I have seen some posts asking about using opencv on arm baremetal environment.
I would say yes, opencv can be compiled in arm cross compiler and used in arm baremetal environment which I did.
I started trying on 2.4.8 then 2.4.13.7, took me a while to run it on my own developped zynq dual core arm processor both running rtos plus opencv.
after play with that a while, I was thinking use 4.5+ which has dnn, so I tried it again, and with experiences by porting 2.4.x, this time take me much less time to get it start running. I have ported 4.11.0 to my zynq arm board,
but i havent try advance usage with dnn which i plan to do. basic function like read image with bmp/jpg/png are working, cvmat puttext, rotate, color fill are working fine.
i did use stereobm with 2.4.13.7 on my arm board. works fine.
regarding speed, i do two image 480x272 for my cameras, resize to half, rotate an angle and put them into same image and show on cd takes 60ms while it has plenty of interrupts break the processing.
a stereo processing (stereobm) with 480x272 taking 130ms.
When later if able to run DNN module on my arm board, i wil see how slow it is.

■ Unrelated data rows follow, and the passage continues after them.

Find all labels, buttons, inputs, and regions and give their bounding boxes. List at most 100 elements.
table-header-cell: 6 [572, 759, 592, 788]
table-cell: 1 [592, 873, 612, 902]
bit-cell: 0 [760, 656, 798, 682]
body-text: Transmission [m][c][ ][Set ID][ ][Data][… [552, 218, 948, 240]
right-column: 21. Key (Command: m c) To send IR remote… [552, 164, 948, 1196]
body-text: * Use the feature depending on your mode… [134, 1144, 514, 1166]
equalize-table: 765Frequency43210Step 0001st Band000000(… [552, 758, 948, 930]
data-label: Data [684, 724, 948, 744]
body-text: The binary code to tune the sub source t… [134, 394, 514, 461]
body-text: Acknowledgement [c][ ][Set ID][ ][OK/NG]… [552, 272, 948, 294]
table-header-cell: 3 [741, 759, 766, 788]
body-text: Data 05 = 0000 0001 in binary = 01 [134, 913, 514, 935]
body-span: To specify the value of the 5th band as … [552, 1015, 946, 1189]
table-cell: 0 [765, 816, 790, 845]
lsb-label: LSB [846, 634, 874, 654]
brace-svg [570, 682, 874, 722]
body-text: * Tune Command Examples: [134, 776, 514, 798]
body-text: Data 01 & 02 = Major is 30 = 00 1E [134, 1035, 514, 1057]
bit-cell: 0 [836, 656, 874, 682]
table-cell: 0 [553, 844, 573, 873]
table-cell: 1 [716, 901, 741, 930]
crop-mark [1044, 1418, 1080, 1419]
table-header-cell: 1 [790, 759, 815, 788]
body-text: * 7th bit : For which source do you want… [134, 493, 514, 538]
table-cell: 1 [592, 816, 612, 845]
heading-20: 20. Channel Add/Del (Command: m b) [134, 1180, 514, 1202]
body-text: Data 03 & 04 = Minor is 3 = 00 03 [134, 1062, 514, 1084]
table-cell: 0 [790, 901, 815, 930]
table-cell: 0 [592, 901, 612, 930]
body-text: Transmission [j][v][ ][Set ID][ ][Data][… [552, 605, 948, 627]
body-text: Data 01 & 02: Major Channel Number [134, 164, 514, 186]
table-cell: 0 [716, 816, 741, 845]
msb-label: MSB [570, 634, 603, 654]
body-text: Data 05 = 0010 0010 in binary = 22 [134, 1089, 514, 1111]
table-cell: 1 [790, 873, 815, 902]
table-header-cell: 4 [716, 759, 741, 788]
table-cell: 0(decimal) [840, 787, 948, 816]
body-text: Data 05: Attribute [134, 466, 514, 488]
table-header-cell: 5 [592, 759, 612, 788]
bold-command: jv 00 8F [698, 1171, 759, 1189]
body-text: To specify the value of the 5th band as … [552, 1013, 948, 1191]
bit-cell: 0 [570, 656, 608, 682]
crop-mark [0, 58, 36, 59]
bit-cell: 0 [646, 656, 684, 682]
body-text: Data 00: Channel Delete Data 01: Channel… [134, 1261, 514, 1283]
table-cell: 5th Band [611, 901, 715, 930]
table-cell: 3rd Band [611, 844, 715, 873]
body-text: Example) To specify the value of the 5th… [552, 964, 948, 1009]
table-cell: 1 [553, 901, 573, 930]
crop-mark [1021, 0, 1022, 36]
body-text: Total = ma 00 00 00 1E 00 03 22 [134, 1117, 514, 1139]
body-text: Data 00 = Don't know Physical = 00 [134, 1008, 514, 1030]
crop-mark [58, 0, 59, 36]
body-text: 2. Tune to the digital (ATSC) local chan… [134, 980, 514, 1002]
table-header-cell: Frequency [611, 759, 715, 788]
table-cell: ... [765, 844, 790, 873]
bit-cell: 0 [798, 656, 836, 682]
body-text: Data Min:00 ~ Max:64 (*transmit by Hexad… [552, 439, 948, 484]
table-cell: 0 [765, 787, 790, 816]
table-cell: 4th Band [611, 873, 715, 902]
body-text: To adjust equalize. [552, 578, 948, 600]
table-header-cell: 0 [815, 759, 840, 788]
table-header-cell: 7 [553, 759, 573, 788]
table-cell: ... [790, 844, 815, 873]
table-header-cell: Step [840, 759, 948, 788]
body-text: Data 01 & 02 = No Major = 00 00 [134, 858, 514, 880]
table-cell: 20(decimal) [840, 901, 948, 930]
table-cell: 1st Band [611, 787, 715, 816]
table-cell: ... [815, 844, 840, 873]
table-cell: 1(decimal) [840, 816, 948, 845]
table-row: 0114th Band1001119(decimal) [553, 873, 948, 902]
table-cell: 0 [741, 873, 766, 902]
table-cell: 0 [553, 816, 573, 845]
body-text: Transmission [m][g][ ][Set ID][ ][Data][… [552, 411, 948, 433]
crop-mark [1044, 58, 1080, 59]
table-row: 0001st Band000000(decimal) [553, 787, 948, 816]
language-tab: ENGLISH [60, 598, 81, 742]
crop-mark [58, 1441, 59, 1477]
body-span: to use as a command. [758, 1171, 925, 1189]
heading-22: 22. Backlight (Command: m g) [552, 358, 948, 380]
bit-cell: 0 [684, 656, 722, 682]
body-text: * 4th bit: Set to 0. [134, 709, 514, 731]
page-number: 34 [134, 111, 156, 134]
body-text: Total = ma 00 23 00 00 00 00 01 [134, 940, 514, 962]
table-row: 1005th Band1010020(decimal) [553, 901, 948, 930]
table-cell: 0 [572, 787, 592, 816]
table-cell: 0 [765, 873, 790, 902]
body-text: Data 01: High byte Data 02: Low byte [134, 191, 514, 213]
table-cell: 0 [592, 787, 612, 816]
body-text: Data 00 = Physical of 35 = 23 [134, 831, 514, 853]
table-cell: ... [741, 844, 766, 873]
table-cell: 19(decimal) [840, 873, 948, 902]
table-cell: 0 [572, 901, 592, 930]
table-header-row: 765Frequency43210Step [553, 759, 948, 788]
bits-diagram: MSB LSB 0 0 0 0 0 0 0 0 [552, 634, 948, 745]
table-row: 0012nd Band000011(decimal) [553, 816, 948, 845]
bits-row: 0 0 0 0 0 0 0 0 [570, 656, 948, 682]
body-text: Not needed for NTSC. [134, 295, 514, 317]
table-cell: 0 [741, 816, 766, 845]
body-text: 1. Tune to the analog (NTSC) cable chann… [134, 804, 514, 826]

well, if you want to know whether opencv can be used in arm baremetal/rtos environment, the answer is YES
tried yolov4_tiny 320*320 pretrained model, run on my pc by cpu in opencv 4.11.0 takes 380-690ms.
while run on my zynq single core cpu 750Mhz DDR 533Mhz with L1 L2 cache on, read and write via sdcard, no FPGA acceleration no neon instructio, if compiled by O0, took 120s. O2 took 60s, compileation with O3 neon vector, took 30s.
plan to try tensor flow lite model to see howslow it is.
I tried with .tflite format model file. Looked through many existed pretrained files, seems opencv 4.11.0 even pc code encounter some errors, like type error. shape error. Then I give up, looked for other light mode with faster processing time.
Find that yolo_fastestv2 352*352 seems works fine, it need port protobuf module to ARM side too. it works fine after done with that.
tried with compilation flag O0. no optimization at all. it run one frame within 3 seconds. believe with O3 it will be faster.
compiled with O3. use -neon or -vfpv3. seems no big difference. run 20 frames took less than 20s. each frame 352*352 around 1.8s for yolo fatestv2, model size 300KB.
with opencv macro switch use_intrinsic and compile_neon. looks like cv_try_neon turned on and some functions are not implemented, thus failed to pass compilation.
Plan next step to optimise some parts by using FPGA.
Anyway opencv 4.11.0 is fine to use in ARM baremetal environment.